Viele weitere Neuheiten

Nebn den erwähnten Innovationen werden noch viele weitere Neuheiten in die jüngste Modellgeneration des 911 integriert: Sei es das Porsche Communication Management mit 40-Gigabyte-Festplatte - erstmals mit Touchscreen -, Bluetooth, eine Sitzbelüftung, größere Rückspiegel, dynamisches Kurvenlicht.

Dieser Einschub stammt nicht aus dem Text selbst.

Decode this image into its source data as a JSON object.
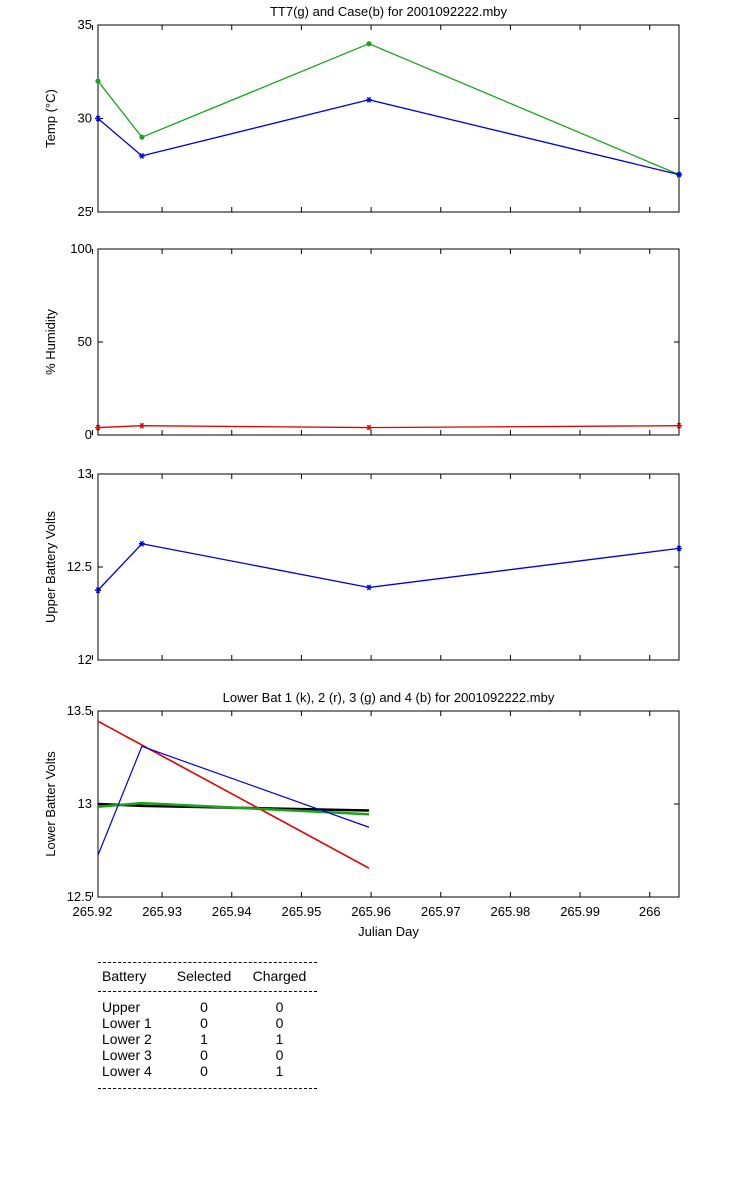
{
  "chart_data": [
    {
      "type": "line",
      "title": "TT7(g) and Case(b) for 2001092222.mby",
      "xlabel": "",
      "ylabel": "Temp  (°C)",
      "xlim": [
        265.9208,
        266.0042
      ],
      "ylim": [
        25,
        35
      ],
      "yticks": [
        "25",
        "30",
        "35"
      ],
      "grid": false,
      "series": [
        {
          "name": "TT7",
          "color": "#1aa31a",
          "marker": "dot",
          "x": [
            265.9208,
            265.9271,
            265.9597,
            266.0042
          ],
          "y": [
            32,
            29,
            34,
            27
          ]
        },
        {
          "name": "Case",
          "color": "#0000dd",
          "marker": "star",
          "x": [
            265.9208,
            265.9271,
            265.9597,
            266.0042
          ],
          "y": [
            30,
            28,
            31,
            27
          ]
        }
      ]
    },
    {
      "type": "line",
      "title": "",
      "xlabel": "",
      "ylabel": "% Humidity",
      "xlim": [
        265.9208,
        266.0042
      ],
      "ylim": [
        0,
        100
      ],
      "yticks": [
        "0",
        "50",
        "100"
      ],
      "grid": false,
      "series": [
        {
          "color": "#e00000",
          "marker": "star",
          "x": [
            265.9208,
            265.9271,
            265.9597,
            266.0042
          ],
          "y": [
            4,
            5,
            4,
            5
          ]
        }
      ]
    },
    {
      "type": "line",
      "title": "",
      "xlabel": "",
      "ylabel": "Upper Battery Volts",
      "xlim": [
        265.9208,
        266.0042
      ],
      "ylim": [
        12,
        13
      ],
      "yticks": [
        "12",
        "12.5",
        "13"
      ],
      "grid": false,
      "series": [
        {
          "color": "#0000dd",
          "marker": "star",
          "x": [
            265.9208,
            265.9271,
            265.9597,
            266.0042
          ],
          "y": [
            12.375,
            12.625,
            12.39,
            12.6
          ]
        }
      ]
    },
    {
      "type": "line",
      "title": "Lower Bat 1 (k), 2 (r), 3 (g) and 4 (b) for 2001092222.mby",
      "xlabel": "Julian Day",
      "ylabel": "Lower Batter Volts",
      "xlim": [
        265.9208,
        266.0042
      ],
      "ylim": [
        12.5,
        13.5
      ],
      "yticks": [
        "12.5",
        "13",
        "13.5"
      ],
      "xticks": [
        265.92,
        265.93,
        265.94,
        265.95,
        265.96,
        265.97,
        265.98,
        265.99,
        266
      ],
      "xticklabels": [
        "265.92",
        "265.93",
        "265.94",
        "265.95",
        "265.96",
        "265.97",
        "265.98",
        "265.99",
        "266"
      ],
      "grid": false,
      "series": [
        {
          "name": "1",
          "color": "#000000",
          "width": 2.5,
          "x": [
            265.9208,
            265.9271,
            265.9597
          ],
          "y": [
            13.0,
            12.99,
            12.965
          ]
        },
        {
          "name": "2",
          "color": "#e00000",
          "width": 1.6,
          "x": [
            265.9208,
            265.9597
          ],
          "y": [
            13.445,
            12.655
          ]
        },
        {
          "name": "3",
          "color": "#1aa31a",
          "width": 2.5,
          "x": [
            265.9208,
            265.9271,
            265.9597
          ],
          "y": [
            12.985,
            13.005,
            12.945
          ]
        },
        {
          "name": "4",
          "color": "#0000dd",
          "width": 1.2,
          "x": [
            265.9208,
            265.9271,
            265.9597
          ],
          "y": [
            12.725,
            13.31,
            12.875
          ]
        }
      ]
    }
  ],
  "stats_table": {
    "headers": [
      "Battery",
      "Selected",
      "Charged"
    ],
    "rows": [
      [
        "Upper",
        "0",
        "0"
      ],
      [
        "Lower 1",
        "0",
        "0"
      ],
      [
        "Lower 2",
        "1",
        "1"
      ],
      [
        "Lower 3",
        "0",
        "0"
      ],
      [
        "Lower 4",
        "0",
        "1"
      ]
    ]
  }
}
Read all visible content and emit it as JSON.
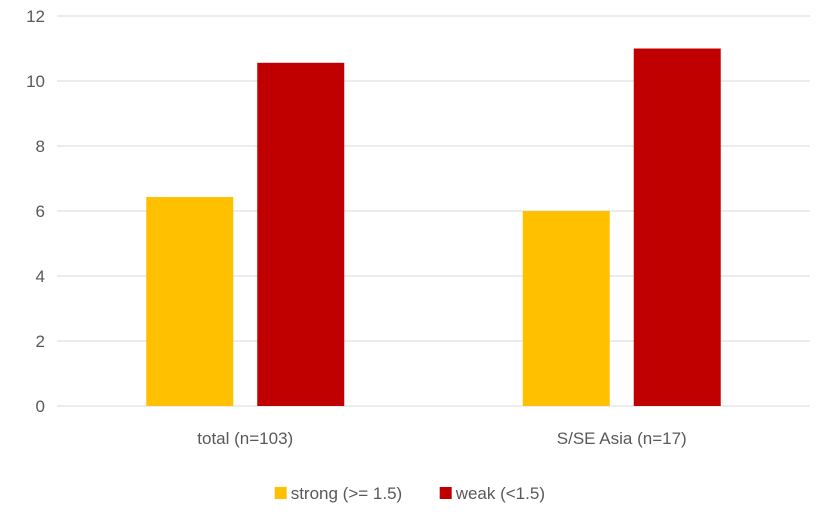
{
  "chart_data": {
    "type": "bar",
    "categories": [
      "total (n=103)",
      "S/SE Asia (n=17)"
    ],
    "series": [
      {
        "name": "strong (>= 1.5)",
        "values": [
          6.43,
          6.0
        ],
        "color": "#ffc000"
      },
      {
        "name": "weak (<1.5)",
        "values": [
          10.56,
          11.0
        ],
        "color": "#c00000"
      }
    ],
    "yticks": [
      "0",
      "2",
      "4",
      "6",
      "8",
      "10",
      "12"
    ],
    "ylim": [
      0,
      12
    ],
    "grid": true,
    "legend_position": "bottom",
    "title": "",
    "xlabel": "",
    "ylabel": ""
  }
}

Das neue Navi überzeugt mit weniger Tasten durch seine hohe Ergonomie uind leichte Bedienbarkeit.

Technische Daten Porsche 911 Carrera S Cabriolet (997/2)
Hersteller: Porsche
Karosserie: Cabrio
Motor: Sechszylinder-Boxer Benzindirekteinspritzer
Hubraum: 3800 ccm
Leistung: 283 kW (385 PS)
Drehmoment: 3420 Nm/6500 UPM
Von 0 auf 100: Handschalter/PDK 4,9 s/4,7 s
Höchstgeschwindigkeit: 302 km/h
Verbrauch (ECE): Handschalter/PDK 10,8/10,3 Liter
CO2-Ausstoß: Handschalter/PDK 254/242 g/km
Kraftstoff: SuperPlus
Leergewicht: Handschalter/PDK 1.510 kg / 1540 kg
Zuladung 380 kg
Preis brutto: ab 104.928,- Euro


Fazit: Porsche gelang die Renovierung des 911. Auch in der neuesten Auflage hat der Klassiker seinen sportlichen Grundcharakter nicht verändert. Er ist nun sparsamer und dennoch schneller geworden. Doppelkupplungsgetriebe, Benzin-Direkteinspritzung und Multimedia-Technik sind auf den neusten Stand der Technik gehievt worden. Dass die neuen Techniken auch funktionieren, darüber konnten wir uns ausgiebig auf unserer Testfahrtenim Großraum Stuttgart überzeugen.

Aber auch das soll nicht verschwiegen werden: Im Vergleich zum bisherigen Modell wird der 911 Carrera allerdings auch knapp 2000 Euro teurer. Der Wagen kostet nun 83.032 Euro, beim Carrera S sind es 93.980 Euro. Bei den Cabrio-Varianten der beiden Typen kommen weitere 11.000 Euro obendrauf.